Vimentin bundling inhibits leader bleb–based migration. A and B, montage of an A375-M2 cell treated with vehicle (A, DMSO) or simvastatin (B, 10 μm) expressing F-tractin–mEmerald and vimentin-FusionRed under PDMS. Arrows point to areas of collapsed vimentin in the cell body. C, quantitative evaluation of vimentin network collapse for vehicle-treated (n = 39), simvastatin-treated (n = 26), and pravastatin-treated (n = 27) cells. Statistical significance was determined by an ordinary one-way ANOVA followed by a post hoc multiple comparisons test. D, quantitative evaluation of instantaneous speeds for vehicle-treated (n = 28), simvastatin-treated (n = 19), and pravastatin-treated (n = 20) cells. Statistical significance was determined by F tests. Error is S.E. E, cell stiffness measurements for vehicle (n = 77), simvastatin (n = 63), and pravastatin (n = 62). Statistical significance was determined by a Kruskal-Wallis test followed by post hoc multiple comparisons. F, Western blots of endogenous p-RLC, RLC, and vimentin in drug-treated cells. G, percentage of live (drug-treated) cells after 5 h under PDMS. In Tukey box plots, + and lines denote the mean and median, respectively. All data are representative of at least three independent experiments. *, p ≤ 0.05; **, p ≤ 0.01; NS, not significant.

Figure 5.

Simvastatin impairs migration and proliferation of cells expressing high levels of vimentin.
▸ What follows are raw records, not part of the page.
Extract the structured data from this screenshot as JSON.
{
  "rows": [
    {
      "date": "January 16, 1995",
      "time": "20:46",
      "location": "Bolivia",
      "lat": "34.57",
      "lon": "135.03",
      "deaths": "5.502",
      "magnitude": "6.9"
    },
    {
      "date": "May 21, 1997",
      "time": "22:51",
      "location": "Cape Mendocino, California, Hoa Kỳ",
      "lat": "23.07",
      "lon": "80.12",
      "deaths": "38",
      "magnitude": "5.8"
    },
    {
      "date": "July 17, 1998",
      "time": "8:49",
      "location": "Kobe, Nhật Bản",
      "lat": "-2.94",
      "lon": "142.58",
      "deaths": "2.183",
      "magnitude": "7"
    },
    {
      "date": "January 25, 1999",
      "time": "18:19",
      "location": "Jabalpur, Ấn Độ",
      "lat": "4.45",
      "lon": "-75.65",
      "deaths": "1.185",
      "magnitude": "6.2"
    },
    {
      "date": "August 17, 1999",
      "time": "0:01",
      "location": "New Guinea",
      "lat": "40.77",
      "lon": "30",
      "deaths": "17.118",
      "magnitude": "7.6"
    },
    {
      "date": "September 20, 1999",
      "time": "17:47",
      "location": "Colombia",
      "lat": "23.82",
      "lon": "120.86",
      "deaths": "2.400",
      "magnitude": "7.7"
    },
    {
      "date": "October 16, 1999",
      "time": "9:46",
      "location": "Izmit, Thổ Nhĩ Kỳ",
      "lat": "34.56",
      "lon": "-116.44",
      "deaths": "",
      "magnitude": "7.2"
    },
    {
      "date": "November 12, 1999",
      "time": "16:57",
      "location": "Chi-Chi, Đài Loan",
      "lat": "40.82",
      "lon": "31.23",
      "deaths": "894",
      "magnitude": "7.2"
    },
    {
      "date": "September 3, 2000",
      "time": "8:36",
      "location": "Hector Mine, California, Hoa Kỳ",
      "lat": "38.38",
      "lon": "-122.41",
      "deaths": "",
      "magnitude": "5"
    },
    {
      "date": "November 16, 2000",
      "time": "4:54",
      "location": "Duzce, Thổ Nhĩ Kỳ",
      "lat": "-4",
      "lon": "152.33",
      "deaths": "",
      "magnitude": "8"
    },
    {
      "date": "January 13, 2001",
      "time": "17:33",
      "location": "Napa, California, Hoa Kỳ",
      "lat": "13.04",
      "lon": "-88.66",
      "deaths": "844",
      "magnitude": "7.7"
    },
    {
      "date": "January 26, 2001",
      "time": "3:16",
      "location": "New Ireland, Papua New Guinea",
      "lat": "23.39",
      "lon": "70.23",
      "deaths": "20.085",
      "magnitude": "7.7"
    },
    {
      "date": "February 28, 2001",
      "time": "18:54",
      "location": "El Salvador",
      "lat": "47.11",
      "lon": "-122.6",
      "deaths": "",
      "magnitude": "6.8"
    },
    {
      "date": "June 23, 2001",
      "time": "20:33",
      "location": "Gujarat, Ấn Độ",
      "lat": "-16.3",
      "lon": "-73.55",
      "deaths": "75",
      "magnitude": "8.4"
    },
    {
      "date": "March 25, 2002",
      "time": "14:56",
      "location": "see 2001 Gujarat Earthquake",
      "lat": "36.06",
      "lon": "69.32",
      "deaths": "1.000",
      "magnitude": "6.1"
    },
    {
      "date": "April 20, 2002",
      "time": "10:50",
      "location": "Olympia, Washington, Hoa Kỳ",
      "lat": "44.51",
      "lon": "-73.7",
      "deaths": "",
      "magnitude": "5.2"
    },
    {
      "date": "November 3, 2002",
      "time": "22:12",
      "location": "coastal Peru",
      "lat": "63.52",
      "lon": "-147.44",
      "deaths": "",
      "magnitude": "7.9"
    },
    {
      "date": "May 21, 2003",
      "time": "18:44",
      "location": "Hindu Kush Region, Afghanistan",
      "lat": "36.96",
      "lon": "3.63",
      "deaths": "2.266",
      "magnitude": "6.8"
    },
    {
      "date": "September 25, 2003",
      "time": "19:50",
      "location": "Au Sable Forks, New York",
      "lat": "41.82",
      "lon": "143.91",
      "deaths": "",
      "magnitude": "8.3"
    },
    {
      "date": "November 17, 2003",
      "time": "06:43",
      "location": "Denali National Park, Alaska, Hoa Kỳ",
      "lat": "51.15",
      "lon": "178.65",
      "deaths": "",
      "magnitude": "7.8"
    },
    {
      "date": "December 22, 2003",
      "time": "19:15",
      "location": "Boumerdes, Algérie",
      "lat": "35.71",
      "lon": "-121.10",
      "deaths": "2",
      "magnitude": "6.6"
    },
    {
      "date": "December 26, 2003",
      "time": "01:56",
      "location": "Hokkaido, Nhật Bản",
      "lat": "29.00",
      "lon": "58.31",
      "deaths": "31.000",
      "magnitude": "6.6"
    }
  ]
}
A and B, quantitative evaluation of transmigration for drug-treated A375-M2 (A) and A549 (B) cells through fibronectin-coated (10 μg/ml) polycarbonate filters with 8- or 12-μm pores. Statistical significance was determined by a two-tailed (unpaired) Student's t test. Error is S.E. C and D, growth curves for drug-treated A375-M2 (C) and A549 (D) cells on tissue culture plastic. Error is S.E. E, bright-field images of A375-M2 (top row) and A549 (bottom row) cells 1 day after treatment with vehicle, simvastatin, or pravastatin. All experiments were performed at least three times. *, p ≤ 0.05; **, p ≤ 0.01; NS, not significant.